AI also compresses early-stage planning. “We went back and forth with AI and came up with a high-level project that we could build for implementation,” Price explained. “We get to concepts more quickly. We have a lot of smaller meetings, which is good.”
To quantify the impact, Price’s team runs Kaizen events – short workshops that document baseline workflows and compare them to versions aided by AI and automation.
To validate multi-LLM workflows, Gold Bond tests changes in a sandbox environment and runs QA scenarios before launch. “Our technical team, along with subject matter experts, sign off before sending changes or going into production,” Price said.
Change management is required
Adoption is not automatic – in a legacy company, change management is the job. “It’s a little scary, it’s something different,” Price said.
Most users start with Gemini because it’s built into Workspace, then switch to ChatGPT, Claude, or Mistral if they need different capabilities — or a second opinion.
Price relies on a “small cool group” of about eight early adopters to test the bleeding-edge devices; once they have a use case, they train the rest of the team.
“You can’t just look at something like a new piece of software," said Promevo CTO John Pettit. "You need to change people’s thoughts and behavior around it. “
But even though Price’s team advocates widespread use, blind trust is not an option, he stresses.
Gold Bond adds policies, DLP controls, and identity layers to reduce the use of shadow AI. It also uses LibreChat to centralize access to approved tools, enforce paid/approved usage, and block certain models when necessary.
Human-in-the-loop is mandatory: Public-facing content goes through approval, and outputs must be verified. “You have to set the right temperature of trust, but verify,” he said. Even with strong prompts, the outputs still require verification. “You’ve got the data, you can’t just brilliantly take it and use it.”
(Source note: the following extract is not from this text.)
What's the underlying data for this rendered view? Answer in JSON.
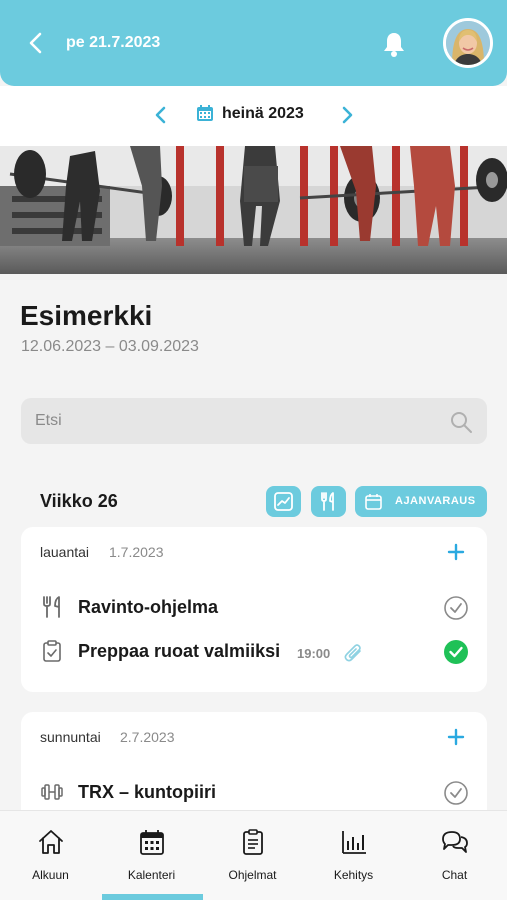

For example, he asks for sources and reasoning – “Give me all the work cited, where you got this data from” – and treats the verification step as part of the work flow, he said.
Price also warns against overreach. “Agent solutions can only go so far — you still have to have people on the edge,” he said. “Some people have bigger visions than what technology can do.”
His advice for other businesses: Don’t get too carried away with the hype. Start simple. Start with the basics. “Give a detailed prompt, try it, play it.”